🤖 AI Summary
Vision Transformers (ViTs) suffer from quadratic computational complexity $O(n^2)$ in global self-attention and contain numerous redundant tokens for downstream tasks. To address this, we propose a differentiable anchor attention mechanism that approximates global token interactions using a small set of learnable anchor tokens. Our approach introduces differentiable anchor representations and models token-anchor interactions via a Markov process, enabling end-to-end joint optimization. We further design a bipartite graph attention module and a lightweight ViT architecture, unifying support for classification, detection, and segmentation. On ImageNet, our method achieves up to 9.0% higher top-1 accuracy or reduces FLOPs by 46.7%; on COCO detection, it improves mAP by 81.3% at comparable FLOPs. The core innovation lies in reformulating global attention approximation as a differentiable anchor learning problem—striking an optimal balance between efficiency and generalization across vision tasks.
📝 Abstract
Recently, vision transformers (ViTs) have achieved excellent performance on vision tasks by measuring the global self-attention among the image patches.
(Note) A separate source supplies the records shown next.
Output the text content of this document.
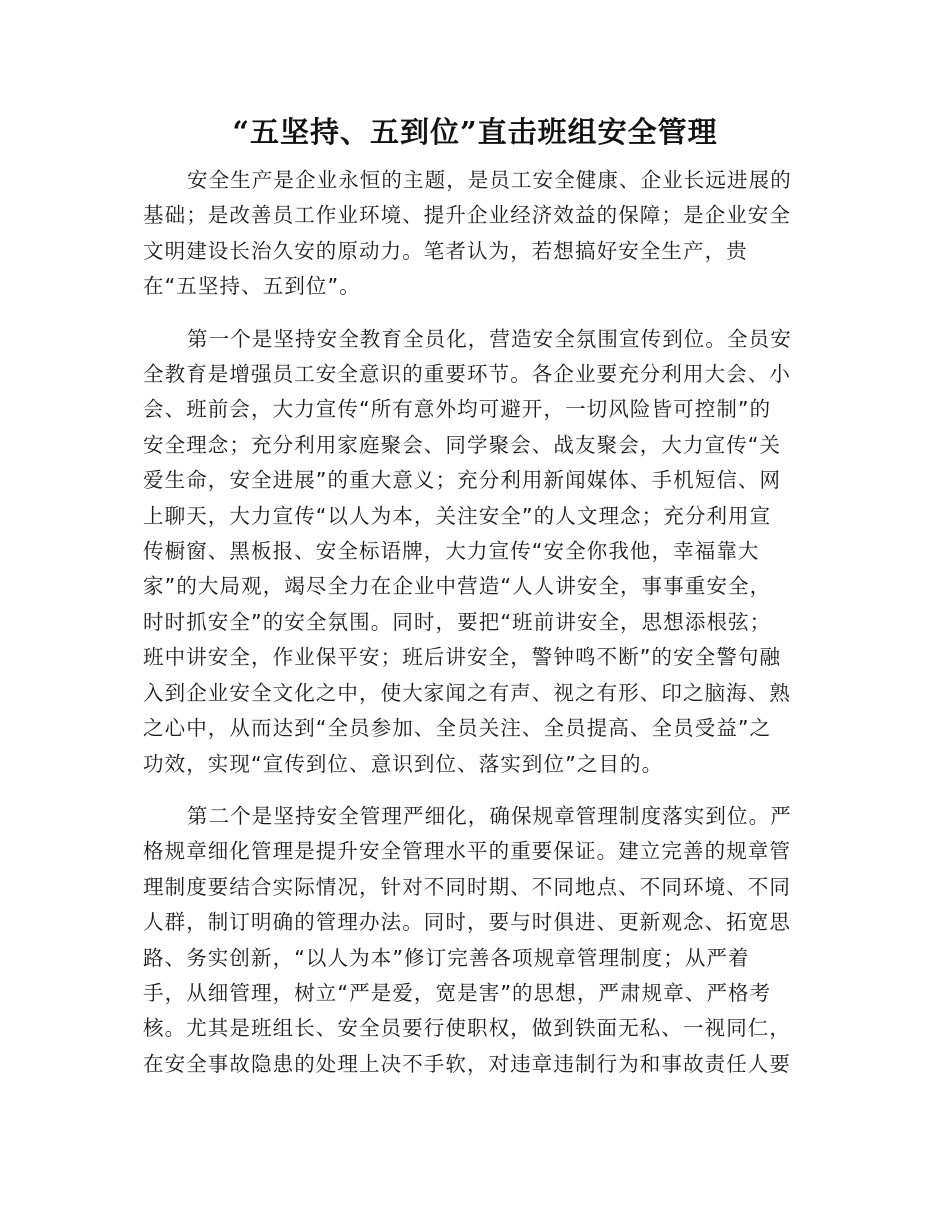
“五坚持、五到位”直击班组安全管理
安全生产是企业永恒的主题，是员工安全健康、企业长远进展的
基础；是改善员工作业环境、提升企业经济效益的保障；是企业安全
文明建设长治久安的原动力。笔者认为，若想搞好安全生产，贵
在“五坚持、五到位”。
第一个是坚持安全教育全员化，营造安全氛围宣传到位。全员安
全教育是增强员工安全意识的重要环节。各企业要充分利用大会、小
会、班前会，大力宣传“所有意外均可避开，一切风险皆可控制”的
安全理念；充分利用家庭聚会、同学聚会、战友聚会，大力宣传“关
爱生命，安全进展”的重大意义；充分利用新闻媒体、手机短信、网
上聊天，大力宣传“以人为本，关注安全”的人文理念；充分利用宣
传橱窗、黑板报、安全标语牌，大力宣传“安全你我他，幸福靠大
家”的大局观，竭尽全力在企业中营造“人人讲安全，事事重安全，
时时抓安全”的安全氛围。同时，要把“班前讲安全，思想添根弦；
班中讲安全，作业保平安；班后讲安全，警钟鸣不断”的安全警句融
入到企业安全文化之中，使大家闻之有声、视之有形、印之脑海、熟
之心中，从而达到“全员参加、全员关注、全员提高、全员受益”之
功效，实现“宣传到位、意识到位、落实到位”之目的。
第二个是坚持安全管理严细化，确保规章管理制度落实到位。严
格规章细化管理是提升安全管理水平的重要保证。建立完善的规章管
理制度要结合实际情况，针对不同时期、不同地点、不同环境、不同
人群，制订明确的管理办法。同时，要与时俱进、更新观念、拓宽思
路、务实创新，“以人为本”修订完善各项规章管理制度；从严着
手，从细管理，树立“严是爱，宽是害”的思想，严肃规章、严格考
核。尤其是班组长、安全员要行使职权，做到铁面无私、一视同仁，
在安全事故隐患的处理上决不手软，对违章违制行为和事故责任人要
Given $n$ patches, they will have quadratic complexity such as $mathcal{O}(n^2)$ and the time cost is high when splitting the input image with a small granularity. Meanwhile, the pivotal information is often randomly gathered in a few regions of an input image, some tokens may not be helpful for the downstream tasks. To handle this problem, we introduce an anchor-based efficient vision transformer (AnchorFormer), which employs the anchor tokens to learn the pivotal information and accelerate the inference. Firstly, by estimating the bipartite attention between the anchors and tokens, the complexity will be reduced from $mathcal{O}(n^2)$ to $mathcal{O}(mn)$, where $m$ is an anchor number and $m<n$. Notably, by representing the anchors with the neurons in a neural layer, we can differentiable learn these distributions and approximate global self-attention through the Markov process. Moreover, we extend the proposed model to three downstream tasks including classification, detection, and segmentation. Extensive experiments show the effectiveness of our AnchorFormer, e.g., achieving up to a 9.0% higher accuracy or 46.7% FLOPs reduction on ImageNet classification, 81.3% higher mAP on COCO detection under comparable FLOPs, as compared to the current baselines.